Macaristan'da da olabilirdi ama burada Avusturya'da buluştuk. Patrik'in hayatın önümüze çıkardığı en iyi insanlardan biri olduğunu güvenle söyleyebilirim (bunu iyi insanlar için de söylerlerdi, değil mi?). Harika bir ruhu var ve onu tanıyanlar bunun gayet iyi farkında. Mesleğine bakacak olursak kuaför ama ona göre bir kategorize edeceğimi sanmıyorum, daha çok özgür ruhlu demeyi tercih ederim.
Mesele şu ki, Cumartesi günü fotoğraf çekecektik ama zaman çabuk geçtiği için (bu her zaman iyi bir şirkette olur) ve aynı zamanda ilk kedi bakıcılığı görevlerimizi maksimumda yerine getirmek istedik (şimdi peri vaftiz ebeveynleri konumundayız) ) onun yerine yemek yemek için bir Hint restoranına gittik çünkü kocam şimdiden açlıktan histerik bir banyaya dönüşmeye başladı. Bu nedenle, gelecekte ne bekleyeceğimizi bilmek için yalnızca birkaç test fotoğrafı çektik. Bu adamın damarlarında inanılmaz bir profesyonellik var, gerçekten hayret ediyorum.
Bu yazı şimdi onunla ilgili, umarım ona bahsetmediğim için kızmaz. Tahmin edebilirsiniz…
Bu arada, önümüzdeki haftalarımız şimdiden planlandı, bu yüzden önümüzde tüm hızımızla çalışıyoruz.

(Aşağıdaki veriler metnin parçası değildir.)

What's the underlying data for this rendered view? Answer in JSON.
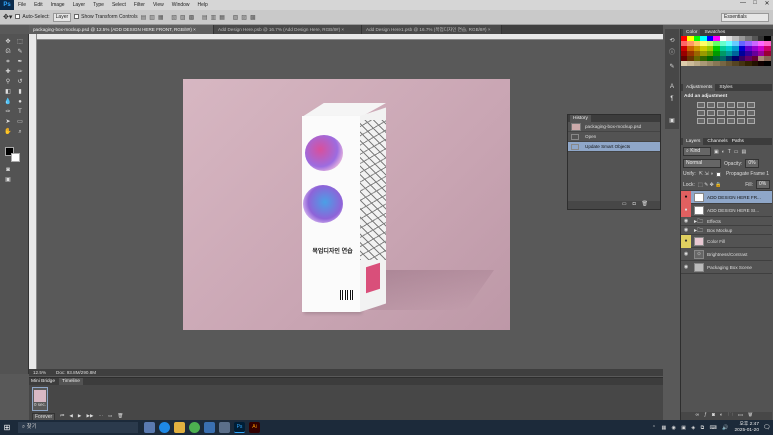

Gevşeme yok! Sonunda telafi edilecek bir şey var.
Çok yakında birbirinden güzel konularla karşınızdayım...
Ve sonra Cumartesi günü Salzburg'da en yoğun trafikte, sıcakta, koşuşturmaca sırasında çekilmiş (bu ne aptalca bir kelime?) bir iki fotoğraf...
Teşekkürler Patrik, seni seviyoruz ve ben de kahküllerimi seviyorum!